О, я недооценил глубину пучины, в которую ввергаюсь. Вскорости добрые люди, взявшиеся устроить это дельце, дают отбой: выяснилось, что на государственной стоянке машину с эстонскими номерами поставить нельзя, а только с российскими и белорусскими. А соседняя? А она тоже государственная, и туда тоже нельзя. Но в отдалении есть еще третья, там сейчас дежурят Валера или его жена, звони им, они вроде могут взять твоих эстонцев, но только до восьми утра, пока никто не видит.

Мне вообще-то казалось, что стоянка - как гардероб: сдал пальто - взял номерок, дал номерок - взял пальто назад - и разве может иметь значение, где пальто сшили? Но в этой ситуации приходится думать не про то, как объяснить хозяевам паркингов, что их порядки все же не до конца согласуются с логикой и здравым смыслом, а - про то, куда деть машину Арво, которая, по моим расчетам, уже должна приближаться к СПб.

Тут я вспоминаю, что у одного приятеля сравнительно недалеко есть гараж. Звоню. На мое счастье гараж оказывается свободен. Можно на ночь пристроить эстонский "Форд"? Можно. А что говорить сторожам на воротах? А я им сейчас позвоню, и они пустят. Приятель перезванивает: сторож к этому моменту трубку взять еще способен, но ни понять, ни ответить - уже нет; только мычит. А через час наверняка будет спать мертвым сном. Гараж отпадает.

В тревоге и смятении думаю, как же быть. Пока наконец не звонит Арво. Они в Нарве.

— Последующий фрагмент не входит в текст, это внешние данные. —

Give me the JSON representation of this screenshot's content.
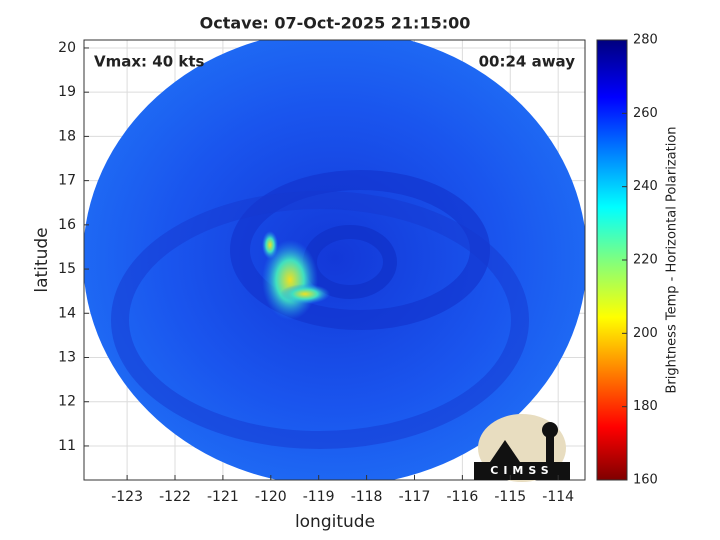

В гостинице. Пришлось вернуться из Ивангорода - у них нет перевода какой-то автомобильной бумажки на русский язык, без нее в Российскую Федерацию не пускают. Утром откроется офис нотариуса, сделают перевод, заверят... В общем, исполняется великий завет Венедикта Ерофеева: "Все на свете должно происходить медленно и неправильно, чтобы не сумел загордиться человек, чтобы человек был грустен и растерян".

Рейган когда еще с исчерпывающей точностью сформулировал про нас: Империя Зла. Однако суровость злобных законов отечественного мироустройства смягчается их неисполнением. Обычным здешним раздолбайством и отсутствием координации. Бесы, отвечающие за локальное зло в моем микрорайоне, не договорились с коллегами, курирующими тот же вопрос на границе. В результате плюс на минус дал ноль.

Может это государство полюбить человека или хотя бы ненавидеть его меньше?..

Ну, ничего, нам не впервой. Притерпелись. Мой учитель Евгений Калмановский так писал о Чернышевском: "Понять, оценить весь дикий, сверхчеловеческий разброс его жизни способен лишь тот, кто сам жил здесь, в этом котле варился, без срока хлебал кислые щи, путался в родимых соснах и вырывался духом из предуготовленных ему тисков". Это, несомненно, относится не только к бедному Н. Г., но и к российской жизни вообще.

Ничего более оптимистичного предложить не имею.